VII.
ANNEE: 813.
Coment l'empereur fist ordonner le service de sainte Eglyse au royaume de France. Et puis, coment il assembla concile et fit disputer de la procession du Saint-Esperit. Des messages que il envoia à Michiau, l'empereur de Constantinoble. Et coment il accompagna à l'empire son fils Loys. Coment ils firent assembler cinq conciles au royaume de France, en divers lieus, pour amender l'estat de sainte Eglyse. De la desconfiture Michiau, l'empereur des Grieux, et coment Crumas, le roi de Bulgrie, fu desconfit devant Constantinoble.
L'empereur qui moult estoit ententif et curieux à maintenir et accroistre l'estat de sainte Églyse fist cerchier les escriptures des sains Pères anciens. Et en fist extraire et compiler les leçons qui affèrent à chascune feste de l'an, par la main et par l'estude de Pol son diacre[491].
Note 491: Pol ou Pous. Sans doute Paul-Diacre. Je n'ai pas retrouvé le texte latin de cette phrase, dans les annalistes.
Général parlement fist assembler à Ais-la-Chapelle en l'an de l'incarnation huit cent et neuf; là fut disputé derechief de la procession du Saint-Esprit, et comment la règle de crestienté tesmoigne et afferme certainement le Saint-Esprit venir du père et du fils égaument, sans créacion et sans généracion, d'une consubstancialité et d'une coéternalité. Le nom et la manière de la procession[492] du Saint-Esprit nous enseigne saint Jehan en l'Apocalipse, quant il dit ainsi: «L'ange me monstra un fleuve d'eaue vive resplandissant comme cristal, qui yssoit du throsne de Dieu et de l'Aignel.»

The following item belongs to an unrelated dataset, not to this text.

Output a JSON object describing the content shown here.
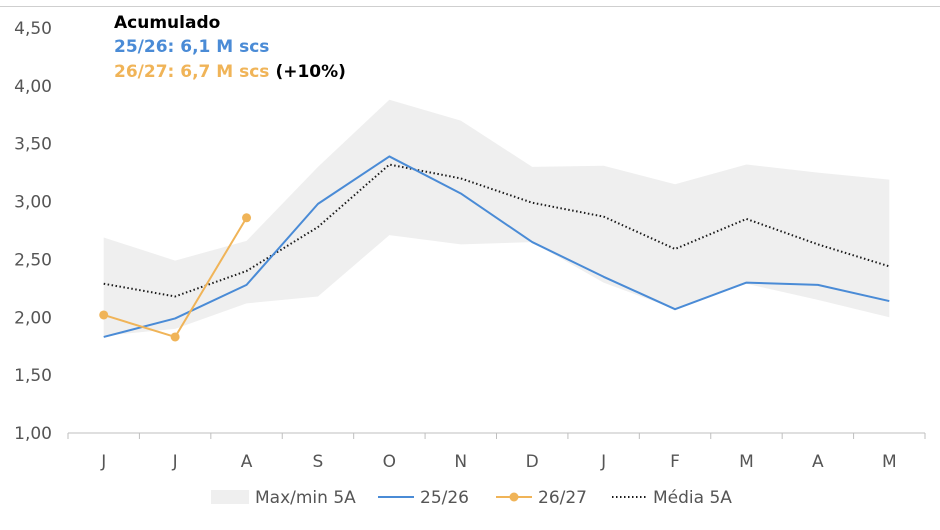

Note 492: De la procession, ou dont procède.—Presque tout cet alinéa a déjà été inséré à sa place, sous l'année 809.
[493]Celluy yver se tint l'empereur à Ais-la-Chapelle. Au nouveau temps envoia Amalhaire l'arcevesque de Tresves et un abbé qui Pierre avoit nom à Michiau, l'empereur de Constantinoble, pour conformer aliances. Général parlement assembla. Son fils Loys, le roy d'Acquitaine, manda; la couronne impériale luy assist au chief, voiant tous ses barons, et le fist parçonnier et compaignon de tout l'empire. A Bernart son nepveu qui fils eut esté le roy Pepin donna le royaume de Lombardie, et voult qu'il feust appellé roy.
Note 493: Eginh. Annal. A° 813.
Après commanda que conciles fussent célébrés par toute France, pour amender l'estat de saincte Eglyse. L'un fu fait en la cité de Maience; le second en la cité de Rains; le tiers en la cité de Chaalons; le quart en la cité d'Orléans; le quint en la cité d'Arle-le-Blanc. Puis fist réciter en plain consistoire des barons les corrections et les constitutions qui eurent esté faittes en chascun des conciles. Et qui l'exemplaire en vouldra trouver et avoir, si le quiere en ces cinq cités devant dictes, jà soit ce que l'exemplaire en fut retenu ès escrins du palais. De ce parlement, fuient envoiés aucuns des barons de France et de Sassoigne, oultre le fleuve d'Albe, ès marches des Normans qui l'empereur avoient requis de paix et de concorde, par tel si que Aminge le frère le roy que l'empereur tenoit fust rendu. Au lieu déterminé assemblés furent; si furent seize d'une part et seize d'autre. La paix qui entre eulx courut conformèrent par serement et ainsi receurent les Danois le frère de leur roy.